Configuration Notes - Analytics Lens

Configuration Notes

  1. Use Batch Processing jobs to prepare large, bulk datasets for downstream analytics. For large, complex datasets, you may need to provide that data to end users and analysts in such a way that simplifies queries for them. In contrast, these users may find it difficult to query the raw data when they are trying to find simple aggregations. For example, you may want to preprocess a daily sales summarized view of your data for the previous day’s sales. This provides users with a table that has fewer rows and columns, making it easier and faster for business users to query the data.

  2. Avoid lifting and shifting batch processing to AWS. By lifting and shifting traditional batch processing systems into AWS, you risk running over-provisioned resources on Amazon EC2. For example, traditional Hadoop clusters are often over-provisioned and idle in an on-premises setting. Use AWS managed services, such as AWS Glue, Amazon EMR, and AWS Batch, to simplify your architecture and remove the undifferentiated heavy lifting of managing clustered and distributed environments.

    By effectively leveraging these services with modern batch processing architectures that separate storage and compute, you present opportunities to save on costs by eliminating idle compute resources or underutilized disk storage space. Performance can also be improved by using EC2 instance types that are optimized for your specific batch processing tasks, rather than using multi-purpose persistent clusters.

  3. Automate and orchestrate everywhere. In a traditional batch data processing environment, it’s a best practice to automate and schedule your jobs in the system. In AWS, you should leverage automation and orchestration for your batch data processing jobs in conjunction with the AWS APIs to spin up and tear down entire compute environments as well, so that you are only charged when the compute services are in use. For example, when a job is scheduled, a workflow service, such as AWS Step Functions, would use the AWS SDK to provision a new EMR cluster, submit the work, and terminate the cluster after the job is complete.

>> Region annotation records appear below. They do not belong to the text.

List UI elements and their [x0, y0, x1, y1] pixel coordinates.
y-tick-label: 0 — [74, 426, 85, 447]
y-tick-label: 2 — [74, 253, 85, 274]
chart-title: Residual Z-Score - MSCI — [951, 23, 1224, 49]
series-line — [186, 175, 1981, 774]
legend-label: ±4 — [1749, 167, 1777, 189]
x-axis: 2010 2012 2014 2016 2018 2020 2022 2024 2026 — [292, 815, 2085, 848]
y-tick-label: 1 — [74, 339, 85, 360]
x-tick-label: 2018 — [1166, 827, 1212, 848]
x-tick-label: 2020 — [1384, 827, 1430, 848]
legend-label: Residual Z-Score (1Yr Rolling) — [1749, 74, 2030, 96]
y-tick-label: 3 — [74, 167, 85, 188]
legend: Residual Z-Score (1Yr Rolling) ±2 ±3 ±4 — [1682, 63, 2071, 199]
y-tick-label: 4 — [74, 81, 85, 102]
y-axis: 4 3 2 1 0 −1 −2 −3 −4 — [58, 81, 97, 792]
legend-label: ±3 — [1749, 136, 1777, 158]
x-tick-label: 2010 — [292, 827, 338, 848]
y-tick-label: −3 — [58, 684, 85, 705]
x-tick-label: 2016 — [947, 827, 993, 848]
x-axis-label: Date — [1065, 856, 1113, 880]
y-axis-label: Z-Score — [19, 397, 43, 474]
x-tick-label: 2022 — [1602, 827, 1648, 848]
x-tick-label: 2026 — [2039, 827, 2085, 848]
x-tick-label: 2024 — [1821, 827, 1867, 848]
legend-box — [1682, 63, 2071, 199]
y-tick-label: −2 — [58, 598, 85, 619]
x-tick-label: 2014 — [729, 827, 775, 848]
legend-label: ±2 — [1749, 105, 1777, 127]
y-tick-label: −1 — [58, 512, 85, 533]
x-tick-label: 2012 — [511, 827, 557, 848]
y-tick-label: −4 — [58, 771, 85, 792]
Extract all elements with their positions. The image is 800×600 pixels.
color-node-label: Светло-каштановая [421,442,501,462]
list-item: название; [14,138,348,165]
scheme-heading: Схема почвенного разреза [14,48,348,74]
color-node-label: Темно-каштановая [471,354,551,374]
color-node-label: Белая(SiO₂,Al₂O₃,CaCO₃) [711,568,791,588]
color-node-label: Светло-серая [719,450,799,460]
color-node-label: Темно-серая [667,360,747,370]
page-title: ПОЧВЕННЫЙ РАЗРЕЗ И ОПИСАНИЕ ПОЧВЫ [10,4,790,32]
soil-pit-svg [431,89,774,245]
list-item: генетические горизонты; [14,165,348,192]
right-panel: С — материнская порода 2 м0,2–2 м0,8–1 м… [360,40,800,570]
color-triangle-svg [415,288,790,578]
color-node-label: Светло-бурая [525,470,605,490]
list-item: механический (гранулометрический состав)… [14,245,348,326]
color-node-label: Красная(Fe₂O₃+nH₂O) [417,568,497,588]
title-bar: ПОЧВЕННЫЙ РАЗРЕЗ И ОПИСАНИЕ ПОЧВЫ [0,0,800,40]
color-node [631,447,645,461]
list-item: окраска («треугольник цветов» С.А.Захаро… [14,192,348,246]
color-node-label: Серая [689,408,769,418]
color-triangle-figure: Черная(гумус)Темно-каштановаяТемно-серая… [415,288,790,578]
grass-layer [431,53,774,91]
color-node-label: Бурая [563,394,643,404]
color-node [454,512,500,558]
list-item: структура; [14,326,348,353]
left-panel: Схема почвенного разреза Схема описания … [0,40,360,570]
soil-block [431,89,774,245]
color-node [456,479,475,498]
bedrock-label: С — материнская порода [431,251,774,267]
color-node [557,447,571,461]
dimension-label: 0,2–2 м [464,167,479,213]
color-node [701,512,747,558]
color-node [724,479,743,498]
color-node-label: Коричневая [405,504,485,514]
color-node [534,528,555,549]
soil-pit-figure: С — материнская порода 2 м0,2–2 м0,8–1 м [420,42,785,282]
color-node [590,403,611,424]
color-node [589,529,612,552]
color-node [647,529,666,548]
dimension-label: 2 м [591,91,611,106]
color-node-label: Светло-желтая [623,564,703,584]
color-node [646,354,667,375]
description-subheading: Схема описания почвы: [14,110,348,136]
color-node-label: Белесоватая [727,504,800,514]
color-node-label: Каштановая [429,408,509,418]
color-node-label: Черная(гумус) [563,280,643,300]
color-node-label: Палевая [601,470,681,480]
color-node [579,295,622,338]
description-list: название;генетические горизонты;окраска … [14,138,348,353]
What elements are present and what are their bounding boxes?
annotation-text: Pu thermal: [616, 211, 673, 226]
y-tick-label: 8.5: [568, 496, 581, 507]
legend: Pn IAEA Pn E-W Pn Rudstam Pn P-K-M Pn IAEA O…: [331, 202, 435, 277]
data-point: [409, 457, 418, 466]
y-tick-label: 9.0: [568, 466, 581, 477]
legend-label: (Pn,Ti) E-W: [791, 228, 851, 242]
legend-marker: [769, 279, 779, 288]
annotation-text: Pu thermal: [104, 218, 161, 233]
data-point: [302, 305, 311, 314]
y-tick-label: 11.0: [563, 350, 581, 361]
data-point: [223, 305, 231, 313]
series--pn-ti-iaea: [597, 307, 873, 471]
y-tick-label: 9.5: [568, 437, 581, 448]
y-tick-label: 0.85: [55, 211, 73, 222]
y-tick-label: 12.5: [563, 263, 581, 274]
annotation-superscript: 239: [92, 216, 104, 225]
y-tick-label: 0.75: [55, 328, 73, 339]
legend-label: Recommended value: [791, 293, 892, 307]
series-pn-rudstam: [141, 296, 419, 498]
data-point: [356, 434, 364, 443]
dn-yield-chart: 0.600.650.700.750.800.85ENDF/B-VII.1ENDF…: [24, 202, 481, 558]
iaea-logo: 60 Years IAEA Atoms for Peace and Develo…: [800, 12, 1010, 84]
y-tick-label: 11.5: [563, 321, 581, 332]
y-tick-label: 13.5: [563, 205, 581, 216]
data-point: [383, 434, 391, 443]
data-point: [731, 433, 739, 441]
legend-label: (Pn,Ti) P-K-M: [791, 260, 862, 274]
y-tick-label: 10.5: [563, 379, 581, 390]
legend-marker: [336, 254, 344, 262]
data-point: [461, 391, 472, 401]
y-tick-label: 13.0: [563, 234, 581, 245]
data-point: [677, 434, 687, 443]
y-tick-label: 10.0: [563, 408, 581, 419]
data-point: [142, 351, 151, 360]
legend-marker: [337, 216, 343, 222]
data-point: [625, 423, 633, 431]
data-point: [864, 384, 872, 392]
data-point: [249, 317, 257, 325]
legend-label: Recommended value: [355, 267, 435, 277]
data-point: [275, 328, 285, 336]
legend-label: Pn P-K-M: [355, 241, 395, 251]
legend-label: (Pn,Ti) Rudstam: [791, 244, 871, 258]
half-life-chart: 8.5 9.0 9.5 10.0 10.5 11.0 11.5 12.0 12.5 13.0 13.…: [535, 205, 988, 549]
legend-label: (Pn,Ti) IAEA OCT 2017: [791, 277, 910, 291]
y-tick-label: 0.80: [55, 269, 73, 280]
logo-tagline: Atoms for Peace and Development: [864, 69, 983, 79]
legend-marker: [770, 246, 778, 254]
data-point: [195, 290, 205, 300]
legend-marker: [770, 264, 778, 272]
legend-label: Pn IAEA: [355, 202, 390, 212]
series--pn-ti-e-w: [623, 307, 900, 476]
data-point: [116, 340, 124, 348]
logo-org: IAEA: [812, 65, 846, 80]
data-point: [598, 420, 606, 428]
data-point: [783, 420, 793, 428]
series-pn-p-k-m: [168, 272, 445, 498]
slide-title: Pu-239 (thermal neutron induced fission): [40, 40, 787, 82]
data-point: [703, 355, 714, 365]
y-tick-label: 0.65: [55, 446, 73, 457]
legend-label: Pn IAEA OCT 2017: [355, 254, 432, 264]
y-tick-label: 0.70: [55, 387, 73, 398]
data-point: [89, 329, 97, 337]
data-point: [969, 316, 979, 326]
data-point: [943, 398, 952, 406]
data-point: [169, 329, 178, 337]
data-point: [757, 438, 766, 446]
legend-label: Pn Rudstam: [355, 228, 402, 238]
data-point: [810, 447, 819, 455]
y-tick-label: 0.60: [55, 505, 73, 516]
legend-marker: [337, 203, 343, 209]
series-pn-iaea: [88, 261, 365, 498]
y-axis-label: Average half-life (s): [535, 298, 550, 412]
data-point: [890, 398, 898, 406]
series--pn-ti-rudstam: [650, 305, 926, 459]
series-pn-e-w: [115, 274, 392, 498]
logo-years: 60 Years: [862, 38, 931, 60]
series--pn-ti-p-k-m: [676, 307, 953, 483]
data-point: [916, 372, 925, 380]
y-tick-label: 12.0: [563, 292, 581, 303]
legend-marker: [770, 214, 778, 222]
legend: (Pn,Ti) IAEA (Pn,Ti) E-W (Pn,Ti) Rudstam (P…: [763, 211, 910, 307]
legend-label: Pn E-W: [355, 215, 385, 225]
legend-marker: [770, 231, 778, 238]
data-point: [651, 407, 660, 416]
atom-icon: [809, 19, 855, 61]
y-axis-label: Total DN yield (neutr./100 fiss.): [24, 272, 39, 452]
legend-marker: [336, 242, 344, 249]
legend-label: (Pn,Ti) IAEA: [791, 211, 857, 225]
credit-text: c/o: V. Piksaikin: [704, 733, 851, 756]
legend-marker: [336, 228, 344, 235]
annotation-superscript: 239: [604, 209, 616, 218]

  4. Use Spot Instances to save on flexible batch processing jobs. Leverage Spot Instances when you have flexible job schedules, can retry jobs, and can decouple the data from the compute. Use Spot Fleet, EC2 Fleet, and Spot Instance features in EMR and AWS Batch to manage Spot Instances.

  5. Continuously monitor and improve batch processing. Batch processing systems evolve rapidly as data source volumes increase, new batch processing jobs are authored, and new batch processing frameworks are launched. Instrument your jobs with metrics, timeouts, and alarms to have the metrics and insight to make informed decisions on batch data processing system changes.